We then learn that Kelly the Conjure-Man wielded unfathomable power, or so legend goes. He was also so powerful that slaves came to him, he didn’t come to them. This is like how a successful drug lord has people come to them, rather then them searching for customers. This is a good example of show-don’t-tell. It demonstrates how powerful Kelly is, and makes the reader question what exactly they can do.

From there we get a description of Kelly’s appearance. Now in a standard story this would be bad writing. Heavy dumps of description often come across as annoying. But because of the premise of it being a ghost story told around a campfire, it makes sense. This demonstrates that sometimes you can break literary convention if you have a specific purpose in mind. For example, you can play around with point of view to reflect a character’s insanity. But you need to be careful since conventions are there for a reason. In the majority of stories, a heavy dump of information of a character’s information is poor writing. But with the right setup, you can get away with it.

The description serves to emphasize his brutish, yet majestic quality. This parallel creates an interesting image in the reader’s head. It also serves to depict Kelly as menacing. Despite his ugly appearance, he gives off the impression of being powerful. And, his eyes have a quality that causes people to think that quote, “something abysmal that lurked in the black waters of his soul.” This incongruity is emphasized with him being described as belonging in another age. It should be noted that this is partially rooted in racism and beliefs that Africans were savage and inferior. That of course is reprehensible. But the technique of juxtaposing something via putting it in an environment its incongruent with is a good one. It’s a standard technique in horror to unsettle the reader. It’s also part of what makes the uncanny valley effective, though that’s not related to this story.

The story goes on to describe how slaves came to him in search of cures. Tuberculosis was a disease in particular they sought cures from. The story remarks on how there is reason to believe that the cures didn’t actually help. It even remarks:

“There is reason to believe the results were appallingly the opposite.”

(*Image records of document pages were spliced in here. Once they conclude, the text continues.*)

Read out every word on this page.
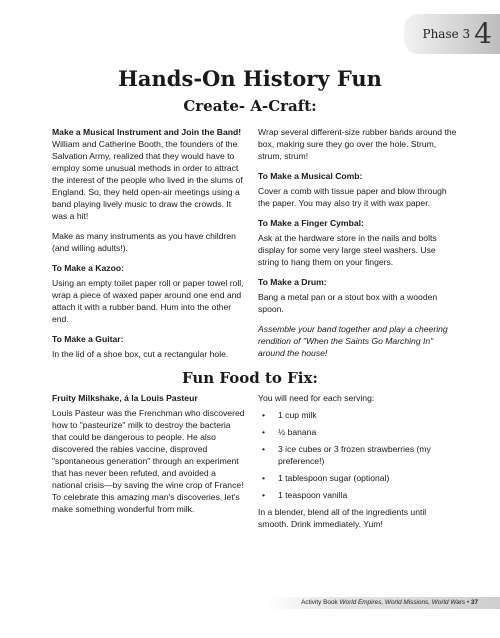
Phase 3 4
Hands-On History Fun
Create- A-Craft:
Make a Musical Instrument and Join the Band!

William and Catherine Booth, the founders of the Salvation Army, realized that they would have to employ some unusual methods in order to attract the interest of the people who lived in the slums of England. So, they held open-air meetings using a band playing lively music to draw the crowds. It was a hit!

Make as many instruments as you have children (and willing adults!).

To Make a Kazoo:

Using an empty toilet paper roll or paper towel roll, wrap a piece of waxed paper around one end and attach it with a rubber band. Hum into the other end.

To Make a Guitar:

In the lid of a shoe box, cut a rectangular hole.

Wrap several different-size rubber bands around the box, making sure they go over the hole. Strum, strum, strum!

To Make a Musical Comb:

Cover a comb with tissue paper and blow through the paper. You may also try it with wax paper.

To Make a Finger Cymbal:

Ask at the hardware store in the nails and bolts display for some very large steel washers. Use string to hang them on your fingers.

To Make a Drum:

Bang a metal pan or a stout box with a wooden spoon.

Assemble your band together and play a cheering rendition of "When the Saints Go Marching In" around the house!

Fun Food to Fix:
Fruity Milkshake, á la Louis Pasteur

Louis Pasteur was the Frenchman who discovered how to "pasteurize" milk to destroy the bacteria that could be dangerous to people. He also discovered the rabies vaccine, disproved "spontaneous generation" through an experiment that has never been refuted, and avoided a national crisis—by saving the wine crop of France! To celebrate this amazing man's discoveries, let's make something wonderful from milk.

You will need for each serving:

• 1 cup milk
• ½ banana
• 3 ice cubes or 3 frozen strawberries (my preference!)
• 1 tablespoon sugar (optional)
• 1 teaspoon vanilla

In a blender, blend all of the ingredients until smooth. Drink immediately. Yum!

Activity Book World Empires, World Missions, World Wars • 37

The story describes how he manipulated the slaves into believing that he was powerful. This is partially rooted in racism, with remarks of how “primitive peoples” are gullible. However, it also demonstrates taking a concept and building upon it. Kelly isn’t just wielding magic, but rather is a master manipulator. Or, like his victims, he genuinely believes in what he’s doing. The question of which is accurate keeps the reader engaged by having them participate in painting a portrait of Kelly. Getting the reader to question what is an accurate portrait of a character keeps them engage because they have to be accurate. That’s the best part of well written books. It’s not just listening per say to what you are being told. Rather it’s questioning, discussing, and theorizing about stories that makes them engaging. This is further demonstrated in the story with the next paragraph.

It states that slaves started to go “violently insane”. They begin believing that their stomachs were full of living snakes due to a spell by a master-conjurer. Suspicions fell on Kelly. The story questions if it was hypnosis, sheer fear, or some obscure disease that was the cause. It ties into the tradition of ghost stories around the campfire by it being ambiguous about what was going on.

And much like those stories there’s an ambiguous ending. Kelly suddenly disappears. The story concludes with rumors about what happened. Some say that Kelly’s victims turned on him. Others that he just left in the night for reasons unknown. It seems that the slaves, but none speak. But as the legend goes, they say that the spirit of the conjure-man is whispering to the dead in the pinelands. This puts a neat bow on the story that ties it together. There’s a clear narrative, with Kelly’s beginnings, his rise, and his potential fall. An ambiguous ending is tricky to do. If done without planning, it feels like a cop-out. But, because of the story’s inherent premise, it fits it, and thus works.